The Mortgage Practitioner sole practitioner Danny Lovey says: “The mortgage lenders in the US should never have leant money to a lot of the people that are now suffering.”

Cotton notes: “In the US there have been certain areas and states that have been hit particularly hard. Here in the UK, we have problems with newbuild in places such as Leeds and Manchester but I do not think you can pinpoint any geographical location for future repossessions.”

The CML forecasts that repossessions in the UK will total 30,000, or 0.25 per cent of all mortgages, by the end of 2007 and 45,000, 0.38 per cent of mortgages, in 2008.

But it admits that forecasting in the present economic climate is an even more uncertain process.

Lovey says: “The CML may be forecasting a 50 per cent increase in repossessions but I think that is only taking into account those who have prime-ish mortgages. I think there is going to be an awful lot of problems beyond that which they have not built into the model. There are going to be a lot of people who were on sub-prime mortgages that will not now be able to get a deal.

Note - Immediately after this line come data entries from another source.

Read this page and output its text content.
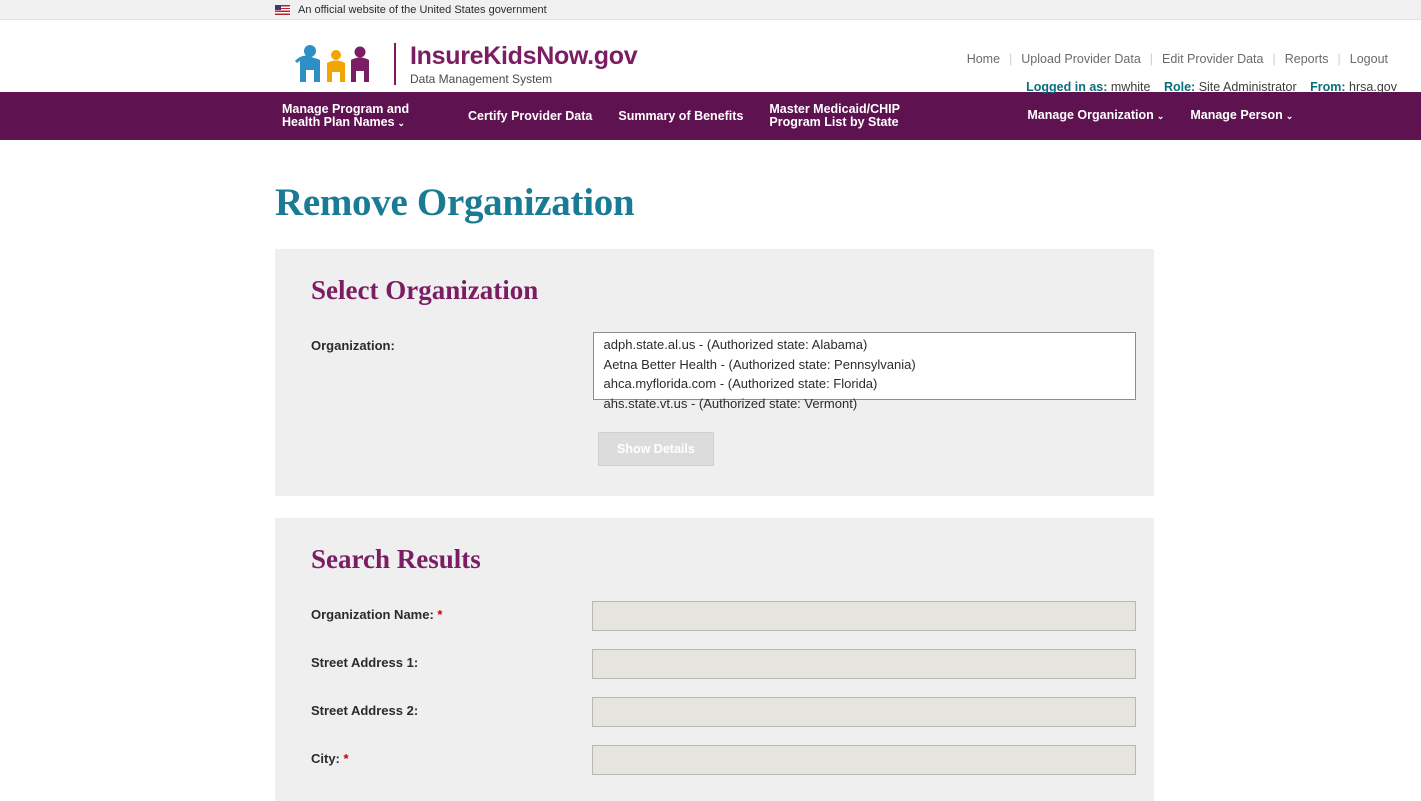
An official website of the United States government
InsureKidsNow.gov
Data Management System
Home | Upload Provider Data | Edit Provider Data | Reports | Logout
Logged in as: mwhite Role: Site Administrator From: hrsa.gov
Manage Program and Health Plan Names ⌄	Certify Provider Data Summary of Benefits Master Medicaid/CHIP Program List by State	Manage Organization ⌄ Manage Person ⌄
Remove Organization
Select Organization
Organization:	adph.state.al.us - (Authorized state: Alabama)
Aetna Better Health - (Authorized state: Pennsylvania)
ahca.myflorida.com - (Authorized state: Florida)
ahs.state.vt.us - (Authorized state: Vermont)
Show Details
Search Results
Organization Name: *
Street Address 1:
Street Address 2:
City: *
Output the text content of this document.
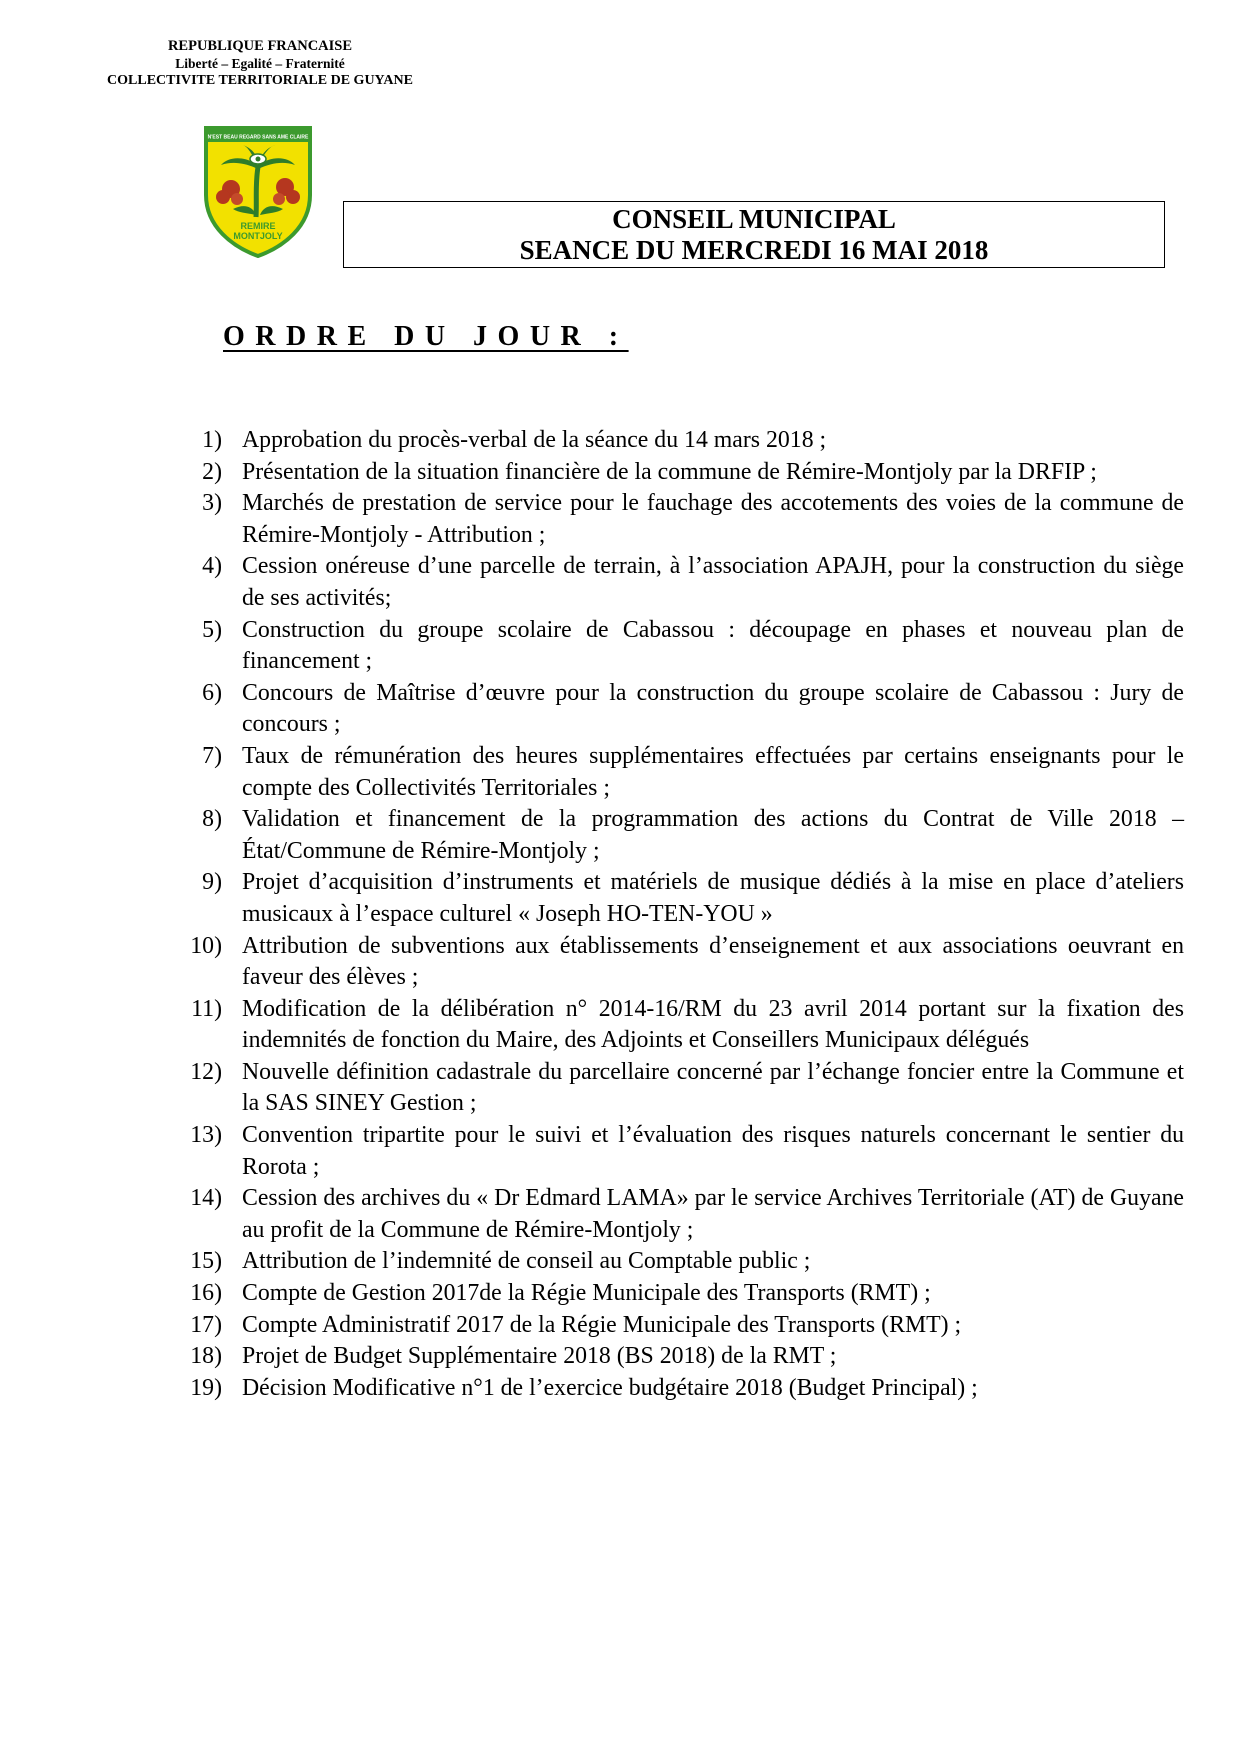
REPUBLIQUE FRANCAISE
Liberté – Egalité – Fraternité
COLLECTIVITE TERRITORIALE DE GUYANE
N'EST BEAU REGARD SANS AME CLAIRE
REMIRE
MONTJOLY
CONSEIL MUNICIPAL
SEANCE DU MERCREDI 16 MAI 2018
ORDRE DU JOUR :
1) Approbation du procès-verbal de la séance du 14 mars 2018 ;
2) Présentation de la situation financière de la commune de Rémire-Montjoly par la DRFIP ;
3) Marchés de prestation de service pour le fauchage des accotements des voies de la commune de Rémire-Montjoly - Attribution ;
4) Cession onéreuse d’une parcelle de terrain, à l’association APAJH, pour la construction du siège de ses activités;
5) Construction du groupe scolaire de Cabassou : découpage en phases et nouveau plan de financement ;
6) Concours de Maîtrise d’œuvre pour la construction du groupe scolaire de Cabassou : Jury de concours ;
7) Taux de rémunération des heures supplémentaires effectuées par certains enseignants pour le compte des Collectivités Territoriales ;
8) Validation et financement de la programmation des actions du Contrat de Ville 2018 – État/Commune de Rémire-Montjoly ;
9) Projet d’acquisition d’instruments et matériels de musique dédiés à la mise en place d’ateliers musicaux à l’espace culturel « Joseph HO-TEN-YOU »
10) Attribution de subventions aux établissements d’enseignement et aux associations oeuvrant en faveur des élèves ;
11) Modification de la délibération n° 2014-16/RM du 23 avril 2014 portant sur la fixation des indemnités de fonction du Maire, des Adjoints et Conseillers Municipaux délégués
12) Nouvelle définition cadastrale du parcellaire concerné par l’échange foncier entre la Commune et la SAS SINEY Gestion ;
13) Convention tripartite pour le suivi et l’évaluation des risques naturels concernant le sentier du Rorota ;
14) Cession des archives du « Dr Edmard LAMA» par le service Archives Territoriale (AT) de Guyane au profit de la Commune de Rémire-Montjoly ;
15) Attribution de l’indemnité de conseil au Comptable public ;
16) Compte de Gestion 2017de la Régie Municipale des Transports (RMT) ;
17) Compte Administratif 2017 de la Régie Municipale des Transports (RMT) ;
18) Projet de Budget Supplémentaire 2018 (BS 2018) de la RMT ;
19) Décision Modificative n°1 de l’exercice budgétaire 2018 (Budget Principal) ;
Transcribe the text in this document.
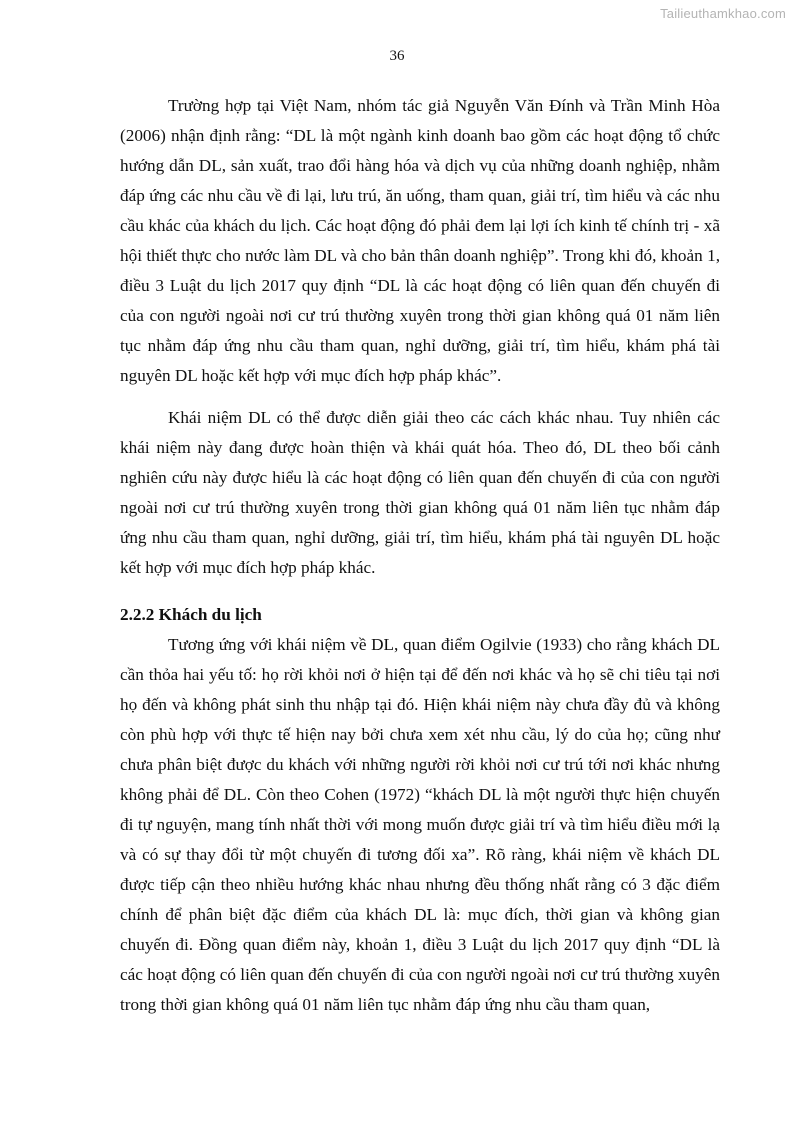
Tailieuthamkhao.com
36

Trường hợp tại Việt Nam, nhóm tác giả Nguyễn Văn Đính và Trần Minh Hòa (2006) nhận định rằng: “DL là một ngành kinh doanh bao gồm các hoạt động tổ chức hướng dẫn DL, sản xuất, trao đổi hàng hóa và dịch vụ của những doanh nghiệp, nhằm đáp ứng các nhu cầu về đi lại, lưu trú, ăn uống, tham quan, giải trí, tìm hiểu và các nhu cầu khác của khách du lịch. Các hoạt động đó phải đem lại lợi ích kinh tế chính trị - xã hội thiết thực cho nước làm DL và cho bản thân doanh nghiệp”. Trong khi đó, khoản 1, điều 3 Luật du lịch 2017 quy định “DL là các hoạt động có liên quan đến chuyến đi của con người ngoài nơi cư trú thường xuyên trong thời gian không quá 01 năm liên tục nhằm đáp ứng nhu cầu tham quan, nghỉ dưỡng, giải trí, tìm hiểu, khám phá tài nguyên DL hoặc kết hợp với mục đích hợp pháp khác”.

Khái niệm DL có thể được diễn giải theo các cách khác nhau. Tuy nhiên các khái niệm này đang được hoàn thiện và khái quát hóa. Theo đó, DL theo bối cảnh nghiên cứu này được hiểu là các hoạt động có liên quan đến chuyến đi của con người ngoài nơi cư trú thường xuyên trong thời gian không quá 01 năm liên tục nhằm đáp ứng nhu cầu tham quan, nghỉ dưỡng, giải trí, tìm hiểu, khám phá tài nguyên DL hoặc kết hợp với mục đích hợp pháp khác.

2.2.2 Khách du lịch

Tương ứng với khái niệm về DL, quan điểm Ogilvie (1933) cho rằng khách DL cần thỏa hai yếu tố: họ rời khỏi nơi ở hiện tại để đến nơi khác và họ sẽ chi tiêu tại nơi họ đến và không phát sinh thu nhập tại đó. Hiện khái niệm này chưa đầy đủ và không còn phù hợp với thực tế hiện nay bởi chưa xem xét nhu cầu, lý do của họ; cũng như chưa phân biệt được du khách với những người rời khỏi nơi cư trú tới nơi khác nhưng không phải để DL. Còn theo Cohen (1972) “khách DL là một người thực hiện chuyến đi tự nguyện, mang tính nhất thời với mong muốn được giải trí và tìm hiểu điều mới lạ và có sự thay đổi từ một chuyến đi tương đối xa”. Rõ ràng, khái niệm về khách DL được tiếp cận theo nhiều hướng khác nhau nhưng đều thống nhất rằng có 3 đặc điểm chính để phân biệt đặc điểm của khách DL là: mục đích, thời gian và không gian chuyến đi. Đồng quan điểm này, khoản 1, điều 3 Luật du lịch 2017 quy định “DL là các hoạt động có liên quan đến chuyến đi của con người ngoài nơi cư trú thường xuyên trong thời gian không quá 01 năm liên tục nhằm đáp ứng nhu cầu tham quan,
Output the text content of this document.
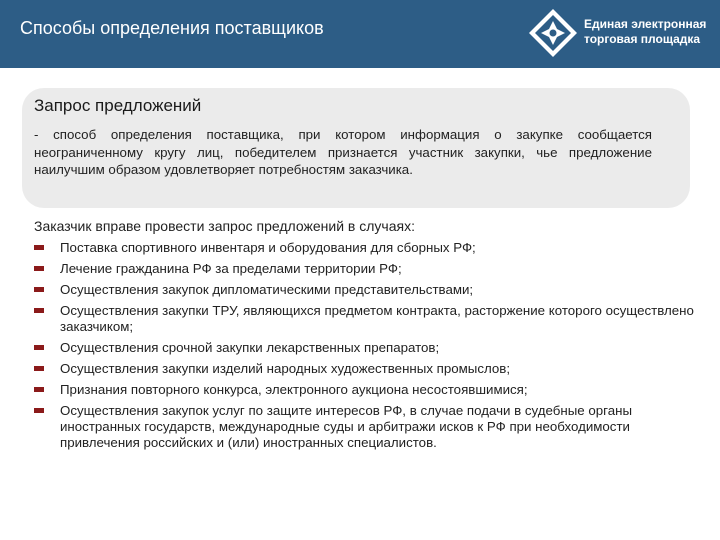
Способы определения поставщиков	Единая электронная
торговая площадка
Запрос предложений
- способ определения поставщика, при котором информация о закупке сообщается неограниченному кругу лиц, победителем признается участник закупки, чье предложение наилучшим образом удовлетворяет потребностям заказчика.
Заказчик вправе провести запрос предложений в случаях:
Поставка спортивного инвентаря и оборудования для сборных РФ;
Лечение гражданина РФ за пределами территории РФ;
Осуществления закупок дипломатическими представительствами;
Осуществления закупки ТРУ, являющихся предметом контракта, расторжение которого осуществлено заказчиком;
Осуществления срочной закупки лекарственных препаратов;
Осуществления закупки изделий народных художественных промыслов;
Признания повторного конкурса, электронного аукциона несостоявшимися;
Осуществления закупок услуг по защите интересов РФ, в случае подачи в судебные органы иностранных государств, международные суды и арбитражи исков к РФ при необходимости привлечения российских и (или) иностранных специалистов.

“What worries me is that the market will not recover quickly enough to help these people. Some people are perpetually sub-prime and they are going to be the ones to struggle.”

Savills Private Finance director Melanie Bien says: “We just do not know what is going to happen. I think that a lot of people will talk to their lender and negotiate about trying to reduce payments if they are in trouble. It is not in lenders’ best interests to make repossessions as it is costly and time-consuming.”

In the US, the East Side Organising Project is trying to get mortgage companies to agree to a deal with a uniform set of criteria to decide whether a borrower qualifies for renegotiation rather than foreclosure.

Cotton says: “With financial markets, it is always a question of confidence. I do not think we are going to see the same thing happen here as in the US. The cost of borrowing has risen in the UK but nowhere near the same as it did in the US. We are suffering a gradual squeeze here but in the US they saw a sharp rise, which left many people with no way of paying back their mortgage.”